Richard Picot | UX Designer



Redesigning three key screens of; the homepage, apply page and events page.



Stakeholder interviews, Competitive Analysis, User Research & Interviews, Surveys, Persona Creation, Design Studio Method, Sketching, Content Prioritisation, Paper Prototyping, High Fidelity Prototype
Pen & Paper, Screenflow, Google forms, Omnigraffle, Sketch, Keynote, Marvel, Trello
Lead, Researcher, Interviewer, Workshop Facilitator, Digital Designer, Prototype Creator, Testing, Presentor
Zoé Guiraudon, Chesca Mutuc
2 weeks

A Strong Proposition

TechHub is a global community for tech entrepreneurs and startups. They provide online and physical places where startups can work, meet, collaborate, network, learn and have fun. An application process for memberships ensure a versatile community.

The goal is to better state TechHub's value proposition, increase the number of relevant applicants and drive attendance to events. 

We quickly identified that making information clear from the home page for potential members would be the highest priority, we wouldn’t be able to resolve increase applicants and drive event attendance without people being interested in TechHub in the first place.



Through conducting usability testing of the current version of it was clear that there were several key issues:

1. Difficulty establishing what TechHub is from the homepage
2. Membership pricing and options only seen during application process
3. Hard time identifying non-member events

“I would think they offer tech support. But how they help me, I’m not 100% sure.”
— Interviewee

Surveys & Interviews

To help us prioritise the right content on the home page we created a survey with the aim to identify what people look for in a service like TechHub. We heard from 41 people.

The ability to share and discuss ideas with others, a place to work, synergy, like-minded people, access to people of varied skills and friendly staff were all top factors. All things TechHub is offering over the competition, we just had to surface it in the right way.

To better understand the decision making process of choosing a collaborative workspace we spent some time chatting with to existing TechHub members. Conducting a task analysis exercise helped us to form a flow that would help us present the right information at the right time.



Click to enlarge


Click to enlarge



We kicked off our design phase by carrying out a Design Studio with some project stakeholders from TechHub. This allowed us to generate a large number of ideas in a short space of time.

These sketches were fleshed out, refined and tested in the form of paper prototypes, allowing us to test designs and quickly iterate.


Key Iterations

Landing Page

Maintaining the global landing page was a big request from stakeholders but it became a barrier for users, the repetition of content caused confusion, users saw the global page as an unnecessary obstacle to reach the information they were after. The page became a way of users simply choosing their city, then being presented with localised content. The benefit being that we where still able to showcase the global aspect of TechHub but the process mapped a user’s flow much better.


Adding a continue button at each step in the application page helped prevent errors and made for a more manageable form experience.


We made locating events easier by presenting only ones that were relevant to the city the user chose when landing on the site, labels were added to distinguish member events from free events.


The Solution

The problem with the current site was down to information not being accessible to users in an intuitive way. People couldn’t tell what TechHub was offering and why they might benefit from it.

Our redesign focused on making the information that people wanted to know clear and upfront. What TechHub is, who it is for, prices, locations, membership options and communal events were all brought to the Home Page. Having understood the common user flow we mapped the content to follow this thought process.

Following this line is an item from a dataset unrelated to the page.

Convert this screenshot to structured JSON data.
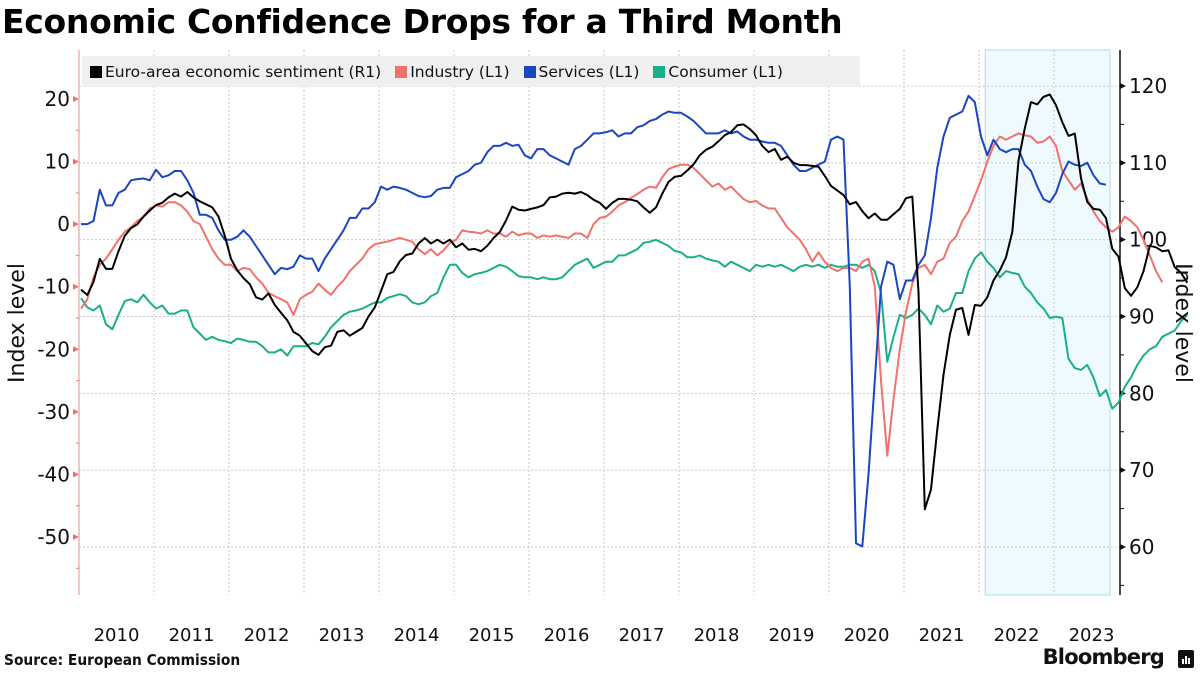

We made a distinction between member and non-member events, which was further improved by having the user select their city on entering the site.

We enhanced the application process by being transparent about their offering from the get-go and helping users see the benefit in filling out an application form.

We believe these changes will drive the key metrics of relevant applicants and event sign ups the client is looking for.


Looking Back...

As our design focusses on the prospect user journey, we believe that there is room to better cater for existing members that already know about TechHub. Our suggestion would be to create a members page or portal that presents them with more relevant information.

This project was broad and heavily content strategy based, finding the right balance between stakeholder needs and user needs was extremely important, the extra time spent talking to people in the research phase helped us define a successful outcome. It was tricky finding people actively looking into collaborative spaces to identify what they were looking for. More time speaking to this user base could have been useful as our primary method for collecting this info was the survey, we may have missed something due to constraints of only being able to ask pre-determined questions.

Getting a screen flow and site map in place earlier I think would have helped us picture the overall structure moving into the design phase. If we were to do the project again I might also suggest that we incorporate an existing member of TechHub into our personas so that we could better identify what info they may be after. However, with the time that we had we definitely made the right decision prioritising the prospect members.

Through leading the team I personally learnt the importance of making decisions and not to deliberate on the details at times when they don't matter.